While China's apparent willingness to persuade Pyongyang to rejoin the negotiations shows the positive role it can play in the region, its aggressive expansionism in the South China Sea -- through which about 30 percent of global trade passes -- is a major concern.

The USS Lassen made a "freedom of navigation" cruise last Tuesday within China's claimed 12-mile territorial limit around Subi Reef in the Spratly Islands. Subi is among the disputed reefs and islands where China has been dredging up new land and constructing airstrips and fortifications.

Carter said China's provocations have led to Pacific area nations to see "greater partnership with us in the areas of maritime security" even though the U.S. doesn't "take sides in territorial disputes.

"But we do staunchly sit on the side of resolving them peacefully," he said, calling for no "further dredging or militarization in the South China Sea."

Han declined to overtly support the U.S. sail through the Chinese-claimed Spratly Islands, saying instead: "This is a maritime route that is very important to us and our interests. In terms of any conflict ... they should be resolved within the framework of international law. ... We have asked to refrain from any action that threatens the peace and stability of this area."

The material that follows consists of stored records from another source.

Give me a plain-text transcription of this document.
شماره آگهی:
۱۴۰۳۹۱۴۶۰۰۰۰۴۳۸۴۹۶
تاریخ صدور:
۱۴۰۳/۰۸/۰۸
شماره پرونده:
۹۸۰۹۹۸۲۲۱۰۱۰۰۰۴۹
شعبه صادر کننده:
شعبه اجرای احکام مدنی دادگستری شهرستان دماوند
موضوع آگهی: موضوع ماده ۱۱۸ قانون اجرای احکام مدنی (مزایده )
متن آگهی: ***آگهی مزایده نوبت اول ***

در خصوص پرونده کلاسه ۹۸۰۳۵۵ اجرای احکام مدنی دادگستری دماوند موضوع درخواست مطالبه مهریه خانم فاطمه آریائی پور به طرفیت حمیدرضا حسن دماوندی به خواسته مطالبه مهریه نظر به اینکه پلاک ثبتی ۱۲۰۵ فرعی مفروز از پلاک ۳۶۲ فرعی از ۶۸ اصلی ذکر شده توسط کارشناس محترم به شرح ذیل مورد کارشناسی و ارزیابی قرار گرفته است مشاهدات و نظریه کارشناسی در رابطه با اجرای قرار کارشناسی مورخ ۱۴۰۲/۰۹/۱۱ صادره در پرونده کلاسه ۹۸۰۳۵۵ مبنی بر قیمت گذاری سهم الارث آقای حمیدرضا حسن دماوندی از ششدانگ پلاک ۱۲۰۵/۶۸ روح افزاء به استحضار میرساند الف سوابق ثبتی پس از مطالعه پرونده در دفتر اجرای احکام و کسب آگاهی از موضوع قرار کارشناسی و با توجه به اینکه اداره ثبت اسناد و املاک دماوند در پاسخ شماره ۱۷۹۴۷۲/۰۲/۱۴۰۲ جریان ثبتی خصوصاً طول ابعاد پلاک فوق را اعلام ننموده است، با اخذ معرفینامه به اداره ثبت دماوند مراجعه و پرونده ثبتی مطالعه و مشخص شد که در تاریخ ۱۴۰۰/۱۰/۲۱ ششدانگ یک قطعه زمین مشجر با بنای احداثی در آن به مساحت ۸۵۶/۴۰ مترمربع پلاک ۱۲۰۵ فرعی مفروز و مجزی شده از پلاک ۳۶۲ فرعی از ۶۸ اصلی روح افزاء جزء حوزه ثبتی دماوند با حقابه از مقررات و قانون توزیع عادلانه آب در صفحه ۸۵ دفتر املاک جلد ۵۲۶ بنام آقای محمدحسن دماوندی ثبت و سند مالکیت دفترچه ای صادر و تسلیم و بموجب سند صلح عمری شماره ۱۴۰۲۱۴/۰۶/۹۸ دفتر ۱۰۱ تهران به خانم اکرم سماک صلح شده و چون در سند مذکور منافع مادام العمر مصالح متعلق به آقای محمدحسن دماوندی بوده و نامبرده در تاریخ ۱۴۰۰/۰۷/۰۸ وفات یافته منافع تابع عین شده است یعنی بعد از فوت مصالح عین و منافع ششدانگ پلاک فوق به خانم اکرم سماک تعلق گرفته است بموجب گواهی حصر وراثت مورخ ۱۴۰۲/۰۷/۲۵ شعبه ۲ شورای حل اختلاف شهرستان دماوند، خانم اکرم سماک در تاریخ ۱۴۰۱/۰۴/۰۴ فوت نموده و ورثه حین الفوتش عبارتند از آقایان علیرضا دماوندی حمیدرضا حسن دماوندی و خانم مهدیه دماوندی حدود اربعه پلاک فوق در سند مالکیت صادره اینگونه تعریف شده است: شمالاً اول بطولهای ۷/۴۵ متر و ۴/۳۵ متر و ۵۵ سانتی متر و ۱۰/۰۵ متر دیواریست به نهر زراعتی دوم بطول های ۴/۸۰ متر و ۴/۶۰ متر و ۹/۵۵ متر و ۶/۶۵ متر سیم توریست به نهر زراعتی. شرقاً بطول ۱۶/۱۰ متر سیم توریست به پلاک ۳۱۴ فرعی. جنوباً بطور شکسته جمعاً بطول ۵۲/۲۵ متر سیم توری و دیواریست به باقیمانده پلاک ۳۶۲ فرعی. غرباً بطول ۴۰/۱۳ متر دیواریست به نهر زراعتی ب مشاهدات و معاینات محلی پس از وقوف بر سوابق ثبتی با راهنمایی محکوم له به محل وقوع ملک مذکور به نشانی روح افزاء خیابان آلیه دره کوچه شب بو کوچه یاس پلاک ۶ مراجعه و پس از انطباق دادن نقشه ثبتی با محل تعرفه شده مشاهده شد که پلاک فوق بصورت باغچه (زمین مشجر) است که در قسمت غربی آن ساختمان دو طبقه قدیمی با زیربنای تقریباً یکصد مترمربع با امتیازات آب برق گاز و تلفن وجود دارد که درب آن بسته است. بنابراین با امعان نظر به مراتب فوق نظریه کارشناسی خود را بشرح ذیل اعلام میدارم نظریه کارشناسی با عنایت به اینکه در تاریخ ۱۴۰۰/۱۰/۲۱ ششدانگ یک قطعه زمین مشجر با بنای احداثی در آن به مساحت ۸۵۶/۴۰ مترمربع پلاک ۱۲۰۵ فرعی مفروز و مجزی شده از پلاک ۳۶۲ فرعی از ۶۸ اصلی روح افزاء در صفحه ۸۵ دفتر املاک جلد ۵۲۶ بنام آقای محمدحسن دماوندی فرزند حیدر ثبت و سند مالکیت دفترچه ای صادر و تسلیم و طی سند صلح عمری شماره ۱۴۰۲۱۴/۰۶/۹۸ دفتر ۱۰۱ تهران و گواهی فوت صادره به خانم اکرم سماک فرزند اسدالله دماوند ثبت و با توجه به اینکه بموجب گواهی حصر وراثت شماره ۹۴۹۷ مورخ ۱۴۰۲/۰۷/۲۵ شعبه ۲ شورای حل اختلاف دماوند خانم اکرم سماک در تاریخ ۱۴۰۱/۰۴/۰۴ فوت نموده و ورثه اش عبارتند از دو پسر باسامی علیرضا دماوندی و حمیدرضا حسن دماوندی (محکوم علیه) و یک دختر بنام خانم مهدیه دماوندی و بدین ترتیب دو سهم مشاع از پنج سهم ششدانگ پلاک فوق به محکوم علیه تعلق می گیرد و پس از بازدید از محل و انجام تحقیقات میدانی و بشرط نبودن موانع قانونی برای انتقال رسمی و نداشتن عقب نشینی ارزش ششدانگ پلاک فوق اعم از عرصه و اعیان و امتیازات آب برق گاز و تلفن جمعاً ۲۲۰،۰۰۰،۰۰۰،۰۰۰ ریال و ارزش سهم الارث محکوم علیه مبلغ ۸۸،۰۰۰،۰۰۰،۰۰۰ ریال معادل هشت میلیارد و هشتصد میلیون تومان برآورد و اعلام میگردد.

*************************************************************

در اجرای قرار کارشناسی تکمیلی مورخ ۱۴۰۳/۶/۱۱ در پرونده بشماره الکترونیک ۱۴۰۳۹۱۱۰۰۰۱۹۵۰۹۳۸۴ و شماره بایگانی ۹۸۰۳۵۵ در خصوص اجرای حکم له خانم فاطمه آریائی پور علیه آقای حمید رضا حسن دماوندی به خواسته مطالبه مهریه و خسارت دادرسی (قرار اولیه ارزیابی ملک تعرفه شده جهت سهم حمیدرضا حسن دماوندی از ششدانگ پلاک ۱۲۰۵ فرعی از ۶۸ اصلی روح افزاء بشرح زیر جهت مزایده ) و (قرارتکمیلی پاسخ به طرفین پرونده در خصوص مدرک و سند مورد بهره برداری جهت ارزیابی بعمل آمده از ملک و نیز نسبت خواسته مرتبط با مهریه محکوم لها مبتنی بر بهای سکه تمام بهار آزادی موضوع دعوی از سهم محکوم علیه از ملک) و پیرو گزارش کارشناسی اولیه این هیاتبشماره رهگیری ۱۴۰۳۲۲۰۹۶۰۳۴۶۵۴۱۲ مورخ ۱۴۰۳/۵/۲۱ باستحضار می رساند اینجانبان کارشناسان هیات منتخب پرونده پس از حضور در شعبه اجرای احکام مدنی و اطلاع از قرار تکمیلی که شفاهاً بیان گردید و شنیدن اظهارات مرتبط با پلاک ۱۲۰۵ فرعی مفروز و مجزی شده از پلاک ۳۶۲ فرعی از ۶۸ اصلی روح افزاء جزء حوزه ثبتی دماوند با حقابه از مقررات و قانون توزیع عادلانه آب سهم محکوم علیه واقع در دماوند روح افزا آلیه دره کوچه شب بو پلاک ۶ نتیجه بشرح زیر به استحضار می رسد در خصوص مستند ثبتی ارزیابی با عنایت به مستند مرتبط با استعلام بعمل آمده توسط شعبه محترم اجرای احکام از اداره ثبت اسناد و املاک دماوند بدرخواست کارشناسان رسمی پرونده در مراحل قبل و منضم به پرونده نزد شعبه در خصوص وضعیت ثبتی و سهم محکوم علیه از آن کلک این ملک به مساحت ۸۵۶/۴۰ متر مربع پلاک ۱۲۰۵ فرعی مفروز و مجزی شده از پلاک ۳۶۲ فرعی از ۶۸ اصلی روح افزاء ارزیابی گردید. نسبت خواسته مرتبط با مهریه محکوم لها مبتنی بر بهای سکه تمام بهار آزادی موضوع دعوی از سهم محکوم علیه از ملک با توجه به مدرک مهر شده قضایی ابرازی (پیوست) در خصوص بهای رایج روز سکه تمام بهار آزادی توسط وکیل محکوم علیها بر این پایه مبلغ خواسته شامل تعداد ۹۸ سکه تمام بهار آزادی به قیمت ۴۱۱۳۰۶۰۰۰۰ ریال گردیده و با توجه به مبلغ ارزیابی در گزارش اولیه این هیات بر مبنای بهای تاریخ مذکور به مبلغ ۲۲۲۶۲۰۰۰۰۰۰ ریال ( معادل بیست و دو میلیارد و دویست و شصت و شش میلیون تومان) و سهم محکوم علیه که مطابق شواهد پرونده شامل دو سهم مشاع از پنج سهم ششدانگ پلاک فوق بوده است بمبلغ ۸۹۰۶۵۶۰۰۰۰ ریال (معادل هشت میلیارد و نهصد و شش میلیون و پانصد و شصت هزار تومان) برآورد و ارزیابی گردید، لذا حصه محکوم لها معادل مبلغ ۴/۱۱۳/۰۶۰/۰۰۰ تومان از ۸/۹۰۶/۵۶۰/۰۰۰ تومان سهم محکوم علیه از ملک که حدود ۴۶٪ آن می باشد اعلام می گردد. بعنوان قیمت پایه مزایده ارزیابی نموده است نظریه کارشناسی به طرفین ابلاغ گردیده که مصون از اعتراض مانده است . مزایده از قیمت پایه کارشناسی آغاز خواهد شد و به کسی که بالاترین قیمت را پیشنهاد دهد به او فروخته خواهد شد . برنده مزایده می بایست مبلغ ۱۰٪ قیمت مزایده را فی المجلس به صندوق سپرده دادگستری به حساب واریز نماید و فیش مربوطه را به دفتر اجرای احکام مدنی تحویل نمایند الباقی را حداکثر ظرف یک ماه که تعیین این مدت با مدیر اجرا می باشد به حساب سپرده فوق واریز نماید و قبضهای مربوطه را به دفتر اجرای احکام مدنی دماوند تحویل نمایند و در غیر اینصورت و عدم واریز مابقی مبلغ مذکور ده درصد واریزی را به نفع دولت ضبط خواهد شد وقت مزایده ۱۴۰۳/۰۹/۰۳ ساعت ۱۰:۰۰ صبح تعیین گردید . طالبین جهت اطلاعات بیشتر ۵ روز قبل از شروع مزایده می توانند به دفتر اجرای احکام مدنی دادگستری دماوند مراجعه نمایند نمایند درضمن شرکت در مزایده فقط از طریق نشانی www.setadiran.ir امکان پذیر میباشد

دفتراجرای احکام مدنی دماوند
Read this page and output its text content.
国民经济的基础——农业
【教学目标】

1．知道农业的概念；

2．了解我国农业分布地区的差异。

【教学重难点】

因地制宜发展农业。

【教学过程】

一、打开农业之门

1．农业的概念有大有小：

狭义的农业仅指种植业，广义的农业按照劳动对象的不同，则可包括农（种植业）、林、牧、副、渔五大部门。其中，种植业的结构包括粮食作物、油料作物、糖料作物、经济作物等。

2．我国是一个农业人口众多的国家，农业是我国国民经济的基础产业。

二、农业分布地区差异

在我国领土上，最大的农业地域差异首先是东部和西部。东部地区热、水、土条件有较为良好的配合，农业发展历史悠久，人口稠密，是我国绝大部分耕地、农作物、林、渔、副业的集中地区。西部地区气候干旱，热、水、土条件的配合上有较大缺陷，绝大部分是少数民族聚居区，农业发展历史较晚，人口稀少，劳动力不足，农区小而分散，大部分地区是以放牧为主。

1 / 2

The consultative meeting was aimed at identifying and agreeing upon what defense capabilities South Korea would obtain to set the stage for the transfer of operational control to Seoul for the defense of the peninsula, including the 28,500 U.S. service members stationed here. Currently, a U.S. general would assume that responsibility if war broke out.

Wartime powers were to have shifted to a South Korean commander next month, but last year, the U.S. and Seoul agreed to delay the handover, citing North Korea's growing nuclear threat.

The U.S. has had lead responsibility for the defense of South Korea since the two countries signed a Mutual Defense Treaty in 1953 following the cease-fire that ended fighting in the Korean War, but not hostilities.

The transfer, originally planned for 2007, likely remains years away, and the two sides did not announce any developments on any changes to the U.S.-basing footprint here.

Instead, Han said the two sides "aim to reassess many of the issues."

Among the issues are the types of counter-battery fires South Korea needs, and the communications, surveillance and intelligence systems it would put in place.

Han "affirmed that the ROK is continuing to develop ROK counter-fire forces capable of executing the mission during the early phases of war by around the year 2020." There has been debate in South Korea over whether to allow the U.S. to deploy a Terminal High Altitude Area Defense ballistic missile defense system here.

China opposes the deployment of THAAD in South Korea, saying it would spark an arms race.

Han said THAAD "was not discussed, and we have not made any agreement related to THAAD." Carter said deploying the system here "would be an alliance decision."

Han defended South Korea's continued reliance on the U.S., saying many countries around the globe rely on partnerships for their self-defense, and in deference to the region's security situation, it is in the country's best interests to "maintain its alliances."